A pair of techniques—CRISPR gene editing and single-molecule microscopy—have been put together to subject telomere repair to a new level of scrutiny, one that not only zooms in on single proteins, but also tracks the proteins over time. The proteins, fluorescently labeled versions of telomerase, were observed displaying a kind of probing behavior, rapidly sticking and unsticking from telomeres, before ultimately sticking more firmly to telomere ends, and only then adding a repeating DNA sequence to the repeating DNA sequences that make up telomeres.

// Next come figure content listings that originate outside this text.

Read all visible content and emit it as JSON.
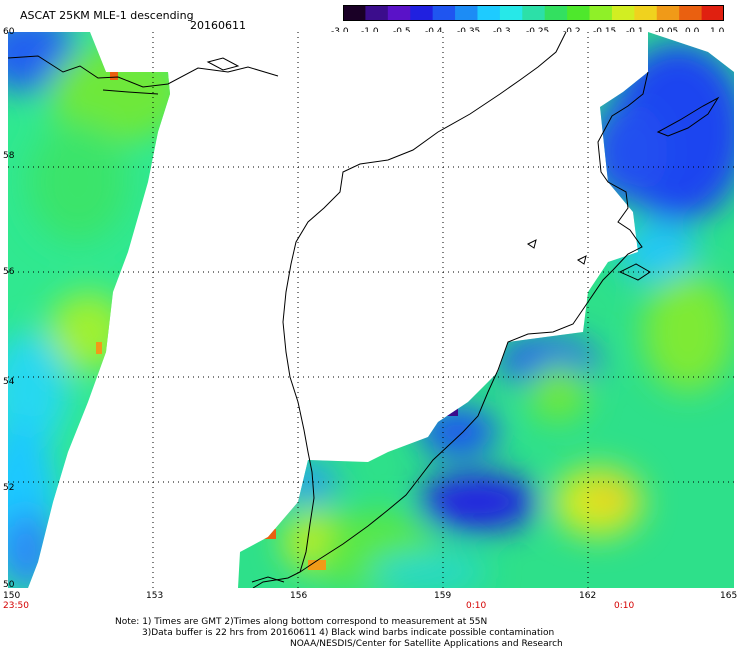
{
  "header": {
    "title": "ASCAT 25KM MLE-1 descending",
    "date": "20160611"
  },
  "colorbar": {
    "labels": [
      "-3.0",
      "-1.0",
      "-0.5",
      "-0.4",
      "-0.35",
      "-0.3",
      "-0.25",
      "-0.2",
      "-0.15",
      "-0.1",
      "-0.05",
      "0.0",
      "1.0"
    ],
    "colors": [
      "#1a0026",
      "#3b0d8c",
      "#5a12c8",
      "#2020e0",
      "#1f55f0",
      "#1c8cf5",
      "#1ecbff",
      "#27e8e8",
      "#2ce0a8",
      "#33e060",
      "#4ee82c",
      "#8ff028",
      "#d2ee22",
      "#f0d21e",
      "#f09a18",
      "#ea6010",
      "#e02010"
    ]
  },
  "map": {
    "x_axis": {
      "labels": [
        "150",
        "153",
        "156",
        "159",
        "162",
        "165"
      ]
    },
    "y_axis": {
      "labels": [
        "60",
        "58",
        "56",
        "54",
        "52",
        "50"
      ]
    },
    "times": [
      "23:50",
      "0:10",
      "0:10"
    ]
  },
  "notes": {
    "line1": "Note: 1) Times are GMT 2)Times along bottom correspond to measurement at 55N",
    "line2": "3)Data buffer is 22 hrs from 20160611 4) Black wind barbs indicate possible contamination",
    "line3": "NOAA/NESDIS/Center for Satellite Applications and Research"
  }
}
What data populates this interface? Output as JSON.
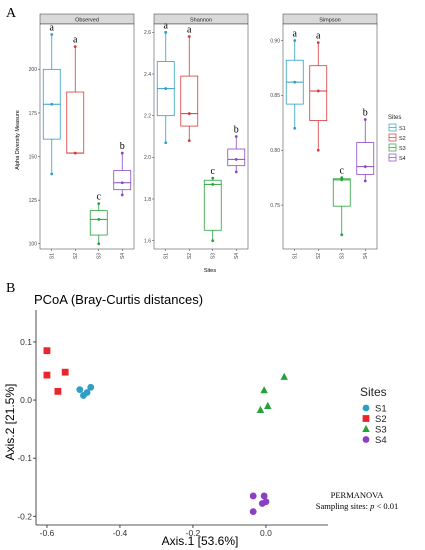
{
  "panel_labels": {
    "a": "A",
    "b": "B"
  },
  "chart_data": [
    {
      "type": "boxplot",
      "ylabel": "Alpha Diversity Measure",
      "xlabel": "Sites",
      "categories": [
        "S1",
        "S2",
        "S3",
        "S4"
      ],
      "legend": {
        "title": "Sites",
        "entries": [
          "S1",
          "S2",
          "S3",
          "S4"
        ],
        "placement": "right"
      },
      "colors": {
        "S1": "#2e9fc4",
        "S2": "#d63a3a",
        "S3": "#27a23a",
        "S4": "#8b49c2"
      },
      "facets": [
        {
          "title": "Observed",
          "ylim": [
            97,
            226
          ],
          "yticks": [
            100,
            125,
            150,
            175,
            200
          ],
          "tick_labels": [
            "100",
            "125",
            "150",
            "175",
            "200"
          ],
          "boxes": [
            {
              "site": "S1",
              "whisker_low": 140,
              "q1": 160,
              "median": 180,
              "q3": 200,
              "whisker_high": 220,
              "points": [
                140,
                180,
                220
              ],
              "letter": "a"
            },
            {
              "site": "S2",
              "whisker_low": 152,
              "q1": 152,
              "median": 152,
              "q3": 187,
              "whisker_high": 213,
              "points": [
                152,
                213
              ],
              "letter": "a"
            },
            {
              "site": "S3",
              "whisker_low": 100,
              "q1": 105,
              "median": 114,
              "q3": 119,
              "whisker_high": 123,
              "points": [
                100,
                114,
                123
              ],
              "letter": "c"
            },
            {
              "site": "S4",
              "whisker_low": 128,
              "q1": 131,
              "median": 135,
              "q3": 142,
              "whisker_high": 152,
              "points": [
                128,
                135,
                152
              ],
              "letter": "b"
            }
          ]
        },
        {
          "title": "Shannon",
          "ylim": [
            1.56,
            2.64
          ],
          "yticks": [
            1.6,
            1.8,
            2.0,
            2.2,
            2.4,
            2.6
          ],
          "tick_labels": [
            "1.6",
            "1.8",
            "2.0",
            "2.2",
            "2.4",
            "2.6"
          ],
          "boxes": [
            {
              "site": "S1",
              "whisker_low": 2.07,
              "q1": 2.2,
              "median": 2.33,
              "q3": 2.46,
              "whisker_high": 2.6,
              "points": [
                2.07,
                2.33,
                2.6
              ],
              "letter": "a"
            },
            {
              "site": "S2",
              "whisker_low": 2.08,
              "q1": 2.15,
              "median": 2.21,
              "q3": 2.39,
              "whisker_high": 2.58,
              "points": [
                2.08,
                2.21,
                2.58
              ],
              "letter": "a"
            },
            {
              "site": "S3",
              "whisker_low": 1.6,
              "q1": 1.65,
              "median": 1.87,
              "q3": 1.89,
              "whisker_high": 1.9,
              "points": [
                1.6,
                1.87,
                1.9
              ],
              "letter": "c"
            },
            {
              "site": "S4",
              "whisker_low": 1.93,
              "q1": 1.96,
              "median": 1.99,
              "q3": 2.04,
              "whisker_high": 2.1,
              "points": [
                1.93,
                1.99,
                2.1
              ],
              "letter": "b"
            }
          ]
        },
        {
          "title": "Simpson",
          "ylim": [
            0.71,
            0.915
          ],
          "yticks": [
            0.75,
            0.8,
            0.85,
            0.9
          ],
          "tick_labels": [
            "0.75",
            "0.80",
            "0.85",
            "0.90"
          ],
          "boxes": [
            {
              "site": "S1",
              "whisker_low": 0.82,
              "q1": 0.842,
              "median": 0.862,
              "q3": 0.882,
              "whisker_high": 0.9,
              "points": [
                0.82,
                0.862,
                0.9
              ],
              "letter": "a"
            },
            {
              "site": "S2",
              "whisker_low": 0.8,
              "q1": 0.827,
              "median": 0.854,
              "q3": 0.877,
              "whisker_high": 0.898,
              "points": [
                0.8,
                0.854,
                0.898
              ],
              "letter": "a"
            },
            {
              "site": "S3",
              "whisker_low": 0.723,
              "q1": 0.749,
              "median": 0.773,
              "q3": 0.774,
              "whisker_high": 0.775,
              "points": [
                0.723,
                0.773,
                0.775
              ],
              "letter": "c"
            },
            {
              "site": "S4",
              "whisker_low": 0.772,
              "q1": 0.778,
              "median": 0.785,
              "q3": 0.807,
              "whisker_high": 0.828,
              "points": [
                0.772,
                0.785,
                0.828
              ],
              "letter": "b"
            }
          ]
        }
      ]
    },
    {
      "type": "scatter",
      "title": "PCoA (Bray-Curtis distances)",
      "xlabel": "Axis.1   [53.6%]",
      "ylabel": "Axis.2   [21.5%]",
      "xlim": [
        -0.63,
        0.17
      ],
      "ylim": [
        -0.215,
        0.155
      ],
      "xticks": [
        -0.6,
        -0.4,
        -0.2,
        0.0
      ],
      "xtick_labels": [
        "-0.6",
        "-0.4",
        "-0.2",
        "0.0"
      ],
      "yticks": [
        -0.2,
        -0.1,
        0.0,
        0.1
      ],
      "ytick_labels": [
        "-0.2",
        "-0.1",
        "0.0",
        "0.1"
      ],
      "legend": {
        "title": "Sites",
        "entries": [
          "S1",
          "S2",
          "S3",
          "S4"
        ],
        "placement": "right"
      },
      "series": [
        {
          "name": "S1",
          "color": "#2e9fc4",
          "shape": "circle",
          "points": [
            [
              -0.51,
              0.018
            ],
            [
              -0.48,
              0.022
            ],
            [
              -0.5,
              0.008
            ],
            [
              -0.49,
              0.013
            ]
          ]
        },
        {
          "name": "S2",
          "color": "#e8262b",
          "shape": "square",
          "points": [
            [
              -0.6,
              0.085
            ],
            [
              -0.6,
              0.043
            ],
            [
              -0.55,
              0.048
            ],
            [
              -0.57,
              0.015
            ]
          ]
        },
        {
          "name": "S3",
          "color": "#27a23a",
          "shape": "triangle",
          "points": [
            [
              -0.005,
              0.017
            ],
            [
              0.05,
              0.04
            ],
            [
              -0.015,
              -0.017
            ],
            [
              0.005,
              -0.01
            ]
          ]
        },
        {
          "name": "S4",
          "color": "#8b3fc4",
          "shape": "circle",
          "points": [
            [
              -0.035,
              -0.165
            ],
            [
              -0.005,
              -0.165
            ],
            [
              0.0,
              -0.175
            ],
            [
              -0.035,
              -0.192
            ],
            [
              -0.01,
              -0.178
            ]
          ]
        }
      ],
      "annotation": {
        "line1": "PERMANOVA",
        "line2_prefix": "Sampling sites: ",
        "line2_italic": "p",
        "line2_suffix": " < 0.01"
      }
    }
  ]
}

These observations reveal that a kind of two-step diffusion process takes place during telomere repair. In the first step, telomerase diffuses evenly through the nucleus. When it happens to hit anywhere on a telomere, it sticks briefly, thus increasing the concentration of telomerase near telomeres. In the second step, telomerase—already in the neighborhood of the telomere ends—diffuses again, but this time with an increased chance of hitting a telomere end, where a secure and relatively long-lived attachment can be made.
These telomere repair dynamics were uncovered by scientists based at the University of Colorado. They used CRISPR DNA-editing technology to insert code into the gene that makes telomerase. This inserted code manufactured a fluorescent protein, which was attached to telomerase. The scientists then used what some call nanoscopy to see this fluorescent protein.
Details of the work appeared August 11 in the journal Cell, in an article entitled, “Live Cell Imaging Reveals the Dynamics of Telomerase Recruitment to Telomeres.” The article made a point of noting that in cancer research, telomere repair is of particular interest, because it can endow cancer cells with immortality. A better understanding of telomere repair dynamics, the article’s authors realized, could point to more effective therapies against cancer.
“We demonstrate that telomerase uses three-dimensional diffusion to search for telomeres, probing each telomere thousands of times each S-phase but only rarely forming a stable association,” the article’s authors wrote. “Both the transient and stable association events depend on the direct interaction of the telomerase protein TERT [telomerase reverse transcriptase] with the telomeric protein TPP1.”
Without live-cell imaging, a version of which was used in the current study, looking close enough to see the fluorescence of a single protein would have required “fixing” the cell and visualizing it with a microscope. It would have been a snapshot. The ability to see the processes inside a live cell at this magnification is like shooting video.
“The amazing thing to me is that 3 years ago, you couldn't have done any of this. This is how fast things are moving in biology, just rocketing ahead,” said the article’s senior author, Thomas Cech, Ph.D., CU Boulder Distinguished Professor, Nobel laureate, and director of CU's BioFrontiers Institute. “With this fixed cell imaging, we didn't see the dynamics. And the rapidly diffusing telomerase is invisible, washed out, or lost in the background.”
Dr. Cech suggests that this technique of CRISPR-aided nanoscopy will likely be used by scientists outside the field of telomere research. He also hopes this specific finding will aid in screening anti-telomerase drugs.
“Right now we don't have a great telomerase inhibitor. We don't know at which step our first generation of these drugs is interfering so we don't know how to optimize these drug candidates for anticancer effect,” Dr. Cech explained. “Does a drug prevent the assembly of telomerase? Does it keep telomerase from moving near telomeres? Does it prevent probing? Does it prevent telomerase from finding a telomere end?
“Knowing where a drug blocks the ability of telomerase to lengthen telomeres could have broad applicability for diverse cancers,” Dr. Cech added.